Two users in the image:
- `root` user and password: `root/root`
- `ctf` user and password: `ctf/ctf`

## Example

This example uses the old image. The normal username in old image was `roderick`, the current username is now `ctf`.

以下示例采用原来的镜像。原来的普通用户名为`roderick`,现在的普通用户名为`ctf`。

![](https://github.com/RoderickChan/docker_pwn_env/blob/main/gif/623588.gif?raw=true)

可在`asciinema`上观看:

[![asciicast](https://asciinema.org/a/623588.svg)](https://asciinema.org/a/623588)

当前的镜像的示例如下。

This example uses the updating image:

![](https://github.com/RoderickChan/docker_pwn_env/blob/main/gif/623673.gif?raw=true)

可在`asciinema`上观看:

[![asciicast](https://asciinema.org/a/623673.svg)](https://asciinema.org/a/623673)

## Run Container

启动容器:

```shell
docker run -it -d -v host_path:container_path -p host_port:container_port --cap-add=SYS_PTRACE IMAGE_ID # auto update 自动执行update.sh脚本

docker run -it -d -v host_path:container_path -p host_port:container_port --cap-add=SYS_PTRACE IMAGE_ID /bin/sh # do not update 不会自动更新

docker run -it -d -v host_path:container_path -p host_port:container_port --privileged IMAGE_ID # privileged enabled and auto update 给特权标志和自动更新

docker run -it -d -v host_path:container_path -p host_port:container_port --privileged IMAGE_ID /bin/sh # privileged enabled and auto update 给特权标志和自动更新
```

## Attach Container

进入容器(enter a container):

```shell
docker exec -it CONTAINER_ID /bin/sh
docker exec -it -u root CONTAINER_ID /bin/sh
```

## Check Container

检查容器是否正常:
```
/bin/test-this-container.sh
```

input `q` in gdb to exit.
进入`gdb`后输入`q`退出。

## Build Image

构建镜像(single build):

```shell
docker build --build-arg BUILD_VERSION=20.04 -t debug_pwn_env:20.04 .
```

自动构建(auto build):

```shell

chmod +x ./auto_compile.sh
./auto_compile.sh
```

构建`Ubuntu 16.04`的镜像,请使用`Dockerfile.ubuntu-16.04`文件(use Dockerfile.ubuntu-16.04 to build Ubuntu-16.04 image)

## Use Zsh

注意:镜像中安装了`oh-my-zsh`,提供`zsh-autosuggestions`和`zsh-syntax-highlighting`插件,推荐使用`zsh`作为`shell`登入。
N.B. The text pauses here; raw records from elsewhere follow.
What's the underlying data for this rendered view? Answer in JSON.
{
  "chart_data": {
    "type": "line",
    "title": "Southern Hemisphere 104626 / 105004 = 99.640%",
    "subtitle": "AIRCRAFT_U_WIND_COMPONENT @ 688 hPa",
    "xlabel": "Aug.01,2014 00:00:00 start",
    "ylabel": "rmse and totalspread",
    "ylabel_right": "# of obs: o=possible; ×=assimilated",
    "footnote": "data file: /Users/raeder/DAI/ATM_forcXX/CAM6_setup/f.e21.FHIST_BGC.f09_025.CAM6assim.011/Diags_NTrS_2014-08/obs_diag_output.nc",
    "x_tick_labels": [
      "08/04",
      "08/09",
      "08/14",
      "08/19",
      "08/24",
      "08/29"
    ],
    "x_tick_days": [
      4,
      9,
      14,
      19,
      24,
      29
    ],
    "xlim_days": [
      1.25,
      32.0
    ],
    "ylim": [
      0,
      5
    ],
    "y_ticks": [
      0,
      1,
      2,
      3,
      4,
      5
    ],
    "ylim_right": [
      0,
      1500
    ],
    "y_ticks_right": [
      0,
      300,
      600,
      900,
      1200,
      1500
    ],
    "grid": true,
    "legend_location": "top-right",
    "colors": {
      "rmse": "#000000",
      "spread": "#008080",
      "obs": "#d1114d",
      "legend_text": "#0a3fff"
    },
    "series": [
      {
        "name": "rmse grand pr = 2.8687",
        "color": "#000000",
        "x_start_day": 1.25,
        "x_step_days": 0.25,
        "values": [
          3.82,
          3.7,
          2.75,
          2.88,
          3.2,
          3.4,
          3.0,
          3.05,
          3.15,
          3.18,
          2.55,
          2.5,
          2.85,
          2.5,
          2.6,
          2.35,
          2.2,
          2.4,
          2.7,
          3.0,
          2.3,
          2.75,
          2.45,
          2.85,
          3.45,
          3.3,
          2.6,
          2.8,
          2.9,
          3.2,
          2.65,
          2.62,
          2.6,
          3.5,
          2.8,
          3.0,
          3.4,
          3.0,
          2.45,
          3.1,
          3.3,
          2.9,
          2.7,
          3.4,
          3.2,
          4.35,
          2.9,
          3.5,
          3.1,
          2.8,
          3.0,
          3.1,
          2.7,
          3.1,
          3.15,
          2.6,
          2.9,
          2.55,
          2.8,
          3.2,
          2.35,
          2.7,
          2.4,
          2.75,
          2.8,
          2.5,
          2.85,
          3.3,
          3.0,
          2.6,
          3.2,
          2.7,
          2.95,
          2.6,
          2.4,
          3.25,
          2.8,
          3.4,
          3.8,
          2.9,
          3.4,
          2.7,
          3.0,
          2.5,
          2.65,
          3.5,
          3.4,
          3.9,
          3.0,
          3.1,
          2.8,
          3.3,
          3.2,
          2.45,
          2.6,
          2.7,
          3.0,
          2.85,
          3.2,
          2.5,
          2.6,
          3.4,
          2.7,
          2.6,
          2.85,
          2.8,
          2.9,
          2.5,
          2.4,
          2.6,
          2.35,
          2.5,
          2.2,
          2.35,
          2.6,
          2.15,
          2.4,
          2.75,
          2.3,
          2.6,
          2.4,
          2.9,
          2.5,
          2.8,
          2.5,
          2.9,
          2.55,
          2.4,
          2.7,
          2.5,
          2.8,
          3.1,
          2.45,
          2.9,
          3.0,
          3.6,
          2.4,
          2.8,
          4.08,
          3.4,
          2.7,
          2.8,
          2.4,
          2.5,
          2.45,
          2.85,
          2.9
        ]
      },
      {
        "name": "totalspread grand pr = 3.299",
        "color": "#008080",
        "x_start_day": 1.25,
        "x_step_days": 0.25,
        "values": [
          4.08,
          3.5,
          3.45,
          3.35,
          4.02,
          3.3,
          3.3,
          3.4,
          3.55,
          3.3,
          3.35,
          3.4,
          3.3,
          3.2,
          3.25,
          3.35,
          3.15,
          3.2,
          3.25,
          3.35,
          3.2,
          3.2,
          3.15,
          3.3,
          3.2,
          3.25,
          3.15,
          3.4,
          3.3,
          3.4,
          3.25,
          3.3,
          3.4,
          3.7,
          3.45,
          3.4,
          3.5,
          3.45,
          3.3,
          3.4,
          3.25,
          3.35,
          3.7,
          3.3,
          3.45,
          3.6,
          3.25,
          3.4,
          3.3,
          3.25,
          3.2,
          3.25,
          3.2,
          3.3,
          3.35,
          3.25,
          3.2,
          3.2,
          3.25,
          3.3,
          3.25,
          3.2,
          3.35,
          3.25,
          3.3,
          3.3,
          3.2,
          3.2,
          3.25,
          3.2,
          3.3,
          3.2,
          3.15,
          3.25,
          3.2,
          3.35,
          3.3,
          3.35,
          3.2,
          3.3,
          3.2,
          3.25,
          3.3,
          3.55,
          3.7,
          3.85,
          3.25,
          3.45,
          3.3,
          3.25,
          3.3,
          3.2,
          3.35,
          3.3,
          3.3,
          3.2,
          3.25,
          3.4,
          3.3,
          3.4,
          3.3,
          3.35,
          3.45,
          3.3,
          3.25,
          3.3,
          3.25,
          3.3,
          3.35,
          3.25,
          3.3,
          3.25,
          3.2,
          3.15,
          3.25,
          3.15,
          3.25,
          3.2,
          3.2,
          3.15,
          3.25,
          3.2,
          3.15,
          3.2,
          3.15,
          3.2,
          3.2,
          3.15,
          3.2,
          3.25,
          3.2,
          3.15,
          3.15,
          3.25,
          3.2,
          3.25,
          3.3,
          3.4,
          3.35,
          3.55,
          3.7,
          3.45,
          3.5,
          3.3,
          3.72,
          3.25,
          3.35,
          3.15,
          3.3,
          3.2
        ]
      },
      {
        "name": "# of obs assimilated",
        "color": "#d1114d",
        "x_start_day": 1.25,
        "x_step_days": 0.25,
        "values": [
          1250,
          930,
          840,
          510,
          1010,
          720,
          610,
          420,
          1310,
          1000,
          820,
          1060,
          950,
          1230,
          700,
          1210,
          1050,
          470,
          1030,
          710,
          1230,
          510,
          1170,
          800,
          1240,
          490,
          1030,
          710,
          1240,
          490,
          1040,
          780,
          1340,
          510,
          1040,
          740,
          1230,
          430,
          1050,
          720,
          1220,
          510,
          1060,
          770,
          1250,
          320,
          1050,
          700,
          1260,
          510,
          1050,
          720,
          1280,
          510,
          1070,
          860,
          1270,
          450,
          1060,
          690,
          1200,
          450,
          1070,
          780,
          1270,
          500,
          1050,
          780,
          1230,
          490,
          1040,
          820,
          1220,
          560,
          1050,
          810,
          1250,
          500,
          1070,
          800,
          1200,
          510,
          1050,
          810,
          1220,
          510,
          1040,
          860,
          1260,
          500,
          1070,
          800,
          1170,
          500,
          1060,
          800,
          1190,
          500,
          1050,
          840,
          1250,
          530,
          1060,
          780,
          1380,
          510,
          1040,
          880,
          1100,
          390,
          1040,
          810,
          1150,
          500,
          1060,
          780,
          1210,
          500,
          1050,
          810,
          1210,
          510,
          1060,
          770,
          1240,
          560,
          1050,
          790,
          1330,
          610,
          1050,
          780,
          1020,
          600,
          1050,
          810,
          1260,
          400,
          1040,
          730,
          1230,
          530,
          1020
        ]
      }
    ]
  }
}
I have installed `oh-my-zsh` and `zsh-autosuggestions` plugin, `zsh-syntax-highlighting` plugin in the image, if you like it, please launch a container with `/bin/zsh`.

example:

```shell
docker run -it -d -v $PWD:/home/ctf/hacker -p 10001:10001 --privileged IMAGE_ID /bin/zsh # privileged enabled and auto update 给特权标志和自动更新
```

## Feature

Software and packages in the image:
镜像中含有的软件和包:

- pwncli
- pwntools
- pwndbg
- Pwngdb
- gef
- one_gadget
- ropper
- ropgadget
- seccomp-tools
- patchelf
- capstone
- z3-solver
- qiling
- lief
- socat
- tmux
- zsh
- gdb-multiarch
- vim
- curl
- gdbserver

Read `Dockerfile` to get more infomation.

阅读`Dockerfile`获得更多信息。